鼠径ヘルニアの手術を受けた後でも、残念ながら再発のリスクは存在します。
手術方法や患者さんの体質など、様々な要因が関係してきます。
今回は、なぜ鼠径ヘルニアが再発するのか、その仕組みと特徴について詳しく解説していきます。
鼠径ヘルニアとは
鼠径ヘルニアとは、足の付け根(鼠径部)の筋肉や筋膜が弱くなることで、腸が飛び出してこぶのように膨らむ病気です。
この病気は自然治癒することはなく、手術による治療が必要不可欠です。
かつては組織を縫い合わせて修復する手術(従来法)が一般的でしたが、現在は人工補強材(メッシュ)を使用する手術が標準治療となっています。メッシュを使用する手術は、組織への負担が少なく、再発率も低いことが分かっています。
手術方法は、メッシュを前方から挿入する従来式の手術(前方アプローチ)と、お腹の中から修復する腹腔鏡手術(後方アプローチ)があり、患者さんの状態や年齢、ヘルニアの状態などに応じて最適な方法が選択されます。
鼠径ヘルニアの手術を受けた後でも、残念ながら再発のリスクは存在します。
これは、鼠径部には複数の解剖学的脆弱部位が存在するためです。
今回は、なぜ鼠径ヘルニアが再発するのか、その仕組みと特徴について詳しく解説していきます。
再発の原因と手術方法による違い
鼠径ヘルニアの再発は、鼠径部に複数の脆弱部位が存在することが主な原因です。
男性の場合、内鼠径輪と鼠径管後壁が主な再発部位となります。
一方、女性の場合は内鼠径輪、鼠径管後壁に加えて、大腿輪や閉鎖孔からも再発する可能性があります。
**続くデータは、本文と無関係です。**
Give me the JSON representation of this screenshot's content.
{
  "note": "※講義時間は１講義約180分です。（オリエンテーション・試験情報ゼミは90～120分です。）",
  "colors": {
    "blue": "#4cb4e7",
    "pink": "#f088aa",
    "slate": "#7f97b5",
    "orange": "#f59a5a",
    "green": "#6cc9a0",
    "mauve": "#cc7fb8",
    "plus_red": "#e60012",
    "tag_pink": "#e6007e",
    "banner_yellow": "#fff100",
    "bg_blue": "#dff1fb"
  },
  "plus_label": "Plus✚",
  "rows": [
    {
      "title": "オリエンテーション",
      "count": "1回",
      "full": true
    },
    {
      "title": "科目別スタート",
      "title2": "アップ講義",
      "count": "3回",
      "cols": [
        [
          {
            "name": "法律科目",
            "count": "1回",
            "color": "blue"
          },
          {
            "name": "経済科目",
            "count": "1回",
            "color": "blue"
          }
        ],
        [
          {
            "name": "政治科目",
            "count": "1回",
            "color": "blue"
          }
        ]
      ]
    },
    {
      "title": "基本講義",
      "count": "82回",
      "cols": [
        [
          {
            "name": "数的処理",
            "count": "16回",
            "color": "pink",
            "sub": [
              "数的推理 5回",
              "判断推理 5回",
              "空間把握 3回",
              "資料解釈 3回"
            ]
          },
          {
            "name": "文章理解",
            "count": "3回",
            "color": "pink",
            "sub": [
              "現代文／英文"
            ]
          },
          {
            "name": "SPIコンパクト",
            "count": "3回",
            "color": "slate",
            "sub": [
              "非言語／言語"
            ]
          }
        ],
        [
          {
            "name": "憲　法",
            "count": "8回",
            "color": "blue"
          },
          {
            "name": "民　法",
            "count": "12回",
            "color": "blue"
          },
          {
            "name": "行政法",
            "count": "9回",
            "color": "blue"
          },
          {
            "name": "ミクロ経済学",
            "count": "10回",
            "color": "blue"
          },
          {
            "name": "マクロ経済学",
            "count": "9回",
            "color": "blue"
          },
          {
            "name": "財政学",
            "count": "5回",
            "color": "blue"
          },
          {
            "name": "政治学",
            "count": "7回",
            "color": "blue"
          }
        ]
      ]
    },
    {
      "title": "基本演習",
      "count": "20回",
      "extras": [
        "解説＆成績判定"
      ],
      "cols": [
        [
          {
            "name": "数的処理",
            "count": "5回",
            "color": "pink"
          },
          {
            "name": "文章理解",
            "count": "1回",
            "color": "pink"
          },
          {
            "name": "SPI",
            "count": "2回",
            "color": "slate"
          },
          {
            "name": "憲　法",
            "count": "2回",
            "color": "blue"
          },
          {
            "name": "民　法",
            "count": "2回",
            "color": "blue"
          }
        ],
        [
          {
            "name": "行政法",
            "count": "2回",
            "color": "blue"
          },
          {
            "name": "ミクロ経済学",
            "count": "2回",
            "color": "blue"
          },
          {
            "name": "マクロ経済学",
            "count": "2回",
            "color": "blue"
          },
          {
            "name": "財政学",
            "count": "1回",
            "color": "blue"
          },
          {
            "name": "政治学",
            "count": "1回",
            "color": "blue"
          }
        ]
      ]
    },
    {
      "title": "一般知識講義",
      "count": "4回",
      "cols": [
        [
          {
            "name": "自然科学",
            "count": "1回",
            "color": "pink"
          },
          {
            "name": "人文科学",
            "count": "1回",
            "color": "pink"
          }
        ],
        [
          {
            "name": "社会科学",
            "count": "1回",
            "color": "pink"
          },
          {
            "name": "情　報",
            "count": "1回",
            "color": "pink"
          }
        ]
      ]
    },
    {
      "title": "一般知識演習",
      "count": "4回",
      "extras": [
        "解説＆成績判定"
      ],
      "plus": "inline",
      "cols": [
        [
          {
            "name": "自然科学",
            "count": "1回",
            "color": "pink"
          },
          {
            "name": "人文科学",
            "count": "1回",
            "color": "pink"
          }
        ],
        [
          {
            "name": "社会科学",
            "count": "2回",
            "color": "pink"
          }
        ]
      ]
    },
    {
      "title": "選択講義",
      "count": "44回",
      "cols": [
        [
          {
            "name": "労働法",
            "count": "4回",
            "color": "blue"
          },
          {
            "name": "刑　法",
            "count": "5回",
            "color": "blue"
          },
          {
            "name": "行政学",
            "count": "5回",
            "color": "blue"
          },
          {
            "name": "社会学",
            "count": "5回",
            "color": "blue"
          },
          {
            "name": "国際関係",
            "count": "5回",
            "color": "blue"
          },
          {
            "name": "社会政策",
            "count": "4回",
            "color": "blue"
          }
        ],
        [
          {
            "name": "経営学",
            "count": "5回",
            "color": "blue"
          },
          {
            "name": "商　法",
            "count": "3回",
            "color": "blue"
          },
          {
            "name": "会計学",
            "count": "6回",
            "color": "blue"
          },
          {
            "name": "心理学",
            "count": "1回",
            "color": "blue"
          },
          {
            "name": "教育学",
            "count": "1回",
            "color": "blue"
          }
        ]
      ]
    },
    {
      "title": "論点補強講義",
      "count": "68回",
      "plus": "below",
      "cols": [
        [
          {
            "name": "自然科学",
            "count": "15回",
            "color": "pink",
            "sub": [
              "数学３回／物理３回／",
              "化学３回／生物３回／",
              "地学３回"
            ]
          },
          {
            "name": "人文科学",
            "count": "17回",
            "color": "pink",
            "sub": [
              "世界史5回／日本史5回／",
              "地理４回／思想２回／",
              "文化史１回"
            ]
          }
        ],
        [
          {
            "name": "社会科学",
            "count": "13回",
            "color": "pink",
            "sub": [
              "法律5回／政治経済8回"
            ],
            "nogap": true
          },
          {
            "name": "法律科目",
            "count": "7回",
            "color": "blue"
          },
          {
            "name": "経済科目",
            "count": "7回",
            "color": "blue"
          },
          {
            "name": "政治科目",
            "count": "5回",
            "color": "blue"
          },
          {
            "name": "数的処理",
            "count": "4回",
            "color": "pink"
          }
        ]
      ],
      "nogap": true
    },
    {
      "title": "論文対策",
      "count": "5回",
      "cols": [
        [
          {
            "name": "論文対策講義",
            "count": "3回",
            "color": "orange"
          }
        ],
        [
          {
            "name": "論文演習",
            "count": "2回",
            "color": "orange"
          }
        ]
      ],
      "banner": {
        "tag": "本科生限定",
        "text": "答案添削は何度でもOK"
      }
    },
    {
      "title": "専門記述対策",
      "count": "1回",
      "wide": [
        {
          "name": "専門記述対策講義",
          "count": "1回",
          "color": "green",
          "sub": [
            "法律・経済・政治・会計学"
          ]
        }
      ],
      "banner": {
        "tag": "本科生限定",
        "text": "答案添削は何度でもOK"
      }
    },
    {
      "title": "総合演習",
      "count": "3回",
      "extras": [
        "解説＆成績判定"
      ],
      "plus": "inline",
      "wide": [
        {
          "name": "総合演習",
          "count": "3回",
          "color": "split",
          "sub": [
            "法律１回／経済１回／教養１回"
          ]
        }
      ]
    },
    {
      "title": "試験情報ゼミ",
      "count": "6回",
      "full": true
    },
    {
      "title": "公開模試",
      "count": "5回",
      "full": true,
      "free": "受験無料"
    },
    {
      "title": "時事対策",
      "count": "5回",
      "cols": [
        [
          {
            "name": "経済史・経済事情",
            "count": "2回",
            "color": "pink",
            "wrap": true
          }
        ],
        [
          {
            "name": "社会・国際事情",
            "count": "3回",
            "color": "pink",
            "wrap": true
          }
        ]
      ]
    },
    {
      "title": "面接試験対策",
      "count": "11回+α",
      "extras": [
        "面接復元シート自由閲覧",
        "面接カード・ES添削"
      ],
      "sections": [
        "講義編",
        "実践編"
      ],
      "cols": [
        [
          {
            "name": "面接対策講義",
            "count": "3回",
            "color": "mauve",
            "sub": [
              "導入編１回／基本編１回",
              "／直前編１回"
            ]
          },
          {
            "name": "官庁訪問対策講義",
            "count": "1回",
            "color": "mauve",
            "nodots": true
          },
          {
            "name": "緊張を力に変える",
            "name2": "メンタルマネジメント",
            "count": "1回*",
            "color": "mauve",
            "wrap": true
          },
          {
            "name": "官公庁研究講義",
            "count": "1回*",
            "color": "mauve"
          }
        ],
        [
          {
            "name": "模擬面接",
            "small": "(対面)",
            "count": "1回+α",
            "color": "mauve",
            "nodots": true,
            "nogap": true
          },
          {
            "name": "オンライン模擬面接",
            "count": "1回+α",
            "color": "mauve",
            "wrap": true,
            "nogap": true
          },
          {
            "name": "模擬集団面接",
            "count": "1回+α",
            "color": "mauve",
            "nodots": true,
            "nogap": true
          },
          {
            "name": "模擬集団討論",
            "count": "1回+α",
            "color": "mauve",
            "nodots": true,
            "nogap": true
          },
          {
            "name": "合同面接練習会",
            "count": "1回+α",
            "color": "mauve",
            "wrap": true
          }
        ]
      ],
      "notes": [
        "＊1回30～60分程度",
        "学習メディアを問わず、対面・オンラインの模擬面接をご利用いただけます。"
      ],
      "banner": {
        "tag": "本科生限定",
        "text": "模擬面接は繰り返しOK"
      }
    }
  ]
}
つまり、一か所のヘルニア門を修復しても、他の脆弱部位が新たなヘルニア門となって再発する可能性があるのです。
従来のメッシュを使用しない手術では、二つの再発パターンがあります。
一つは修復した同じヘルニア門が再度拡張してしまうケース、もう一つは別の脆弱部位が新たなヘルニア門となるケースです。
組織を縫い合わせて修復する方法では、組織への張力負担が大きく、特に同じ場所での再発リスクが高くなります。
現在主流となっているメッシュを使用する手術では、再発率は大幅に低下しています。
しかし、この場合でも一回目の手術でメッシュが十分にカバーできなかった部分が、新たなヘルニア門となって再発する可能性があります。
特に、内鼠径輪周囲や大腿輪といった解剖学的に複雑な部位では、メッシュの留置が技術的に難しい場合があります。
メッシュを用いても再発する?男女でも再発形式に違いあり!
メッシュを用いた手術は、現代の標準治療として確立していますが、解剖学的な性差により再発形式に違いが見られます。
男性の場合、精索が通る内鼠径輪周囲からの再発が特徴的です。
これは、精索という重要な構造物が通過する必要があるため、メッシュの固定や配置に制限が生じるためです。
一方、女性の場合は大腿輪からの再発(大腿ヘルニア)が特徴的です。
女性の骨盤は出産に適した形状をしているため、大腿輪が解剖学的に脆弱になりやすく、初回手術で見逃されやすい部位でもあります。
また、閉鎖孔ヘルニアという比較的まれな形態での再発も、女性に多く見られます。
特に、女性に特有な鼠径部ヘルニア(大腿ヘルニアと閉鎖孔ヘルニア)は、皮膚を8cm程度切開する前方アプローチ法でメッシュを留置しても覆えないため、腹腔鏡手術が推奨されます。
再発のサインと対応
再発に気付くためのサインとして、手術部位の膨らみ、違和感や痛み、腹部の張りなどがあります。
ただし、再発初期の症状は軽微なことも多く、自覚症状がない場合もあります。
定期検診の際に医師が発見することもあります。これらの症状を感じた場合は、すぐに医療機関を受診することをお勧めします。
まとめ:専門医による適切な診断と治療が重要
鼠径ヘルニアの再発は、解剖学的な特徴や手術方法、個人の体質など、様々な要因が関係する複雑な問題です。
現代の手術技術は進歩し、再発率は着実に低下していますが、完全にゼロにすることは困難です。
再発の不安がある場合は、ためらわずに担当医に相談することが賢明です。
また、再発した場合でも、適切な手術方法を選択することで、良好な治療結果が期待できます。
手術後の定期的な経過観察を含めた包括的なケアにより、多くの患者さんが健康的な生活を送れています。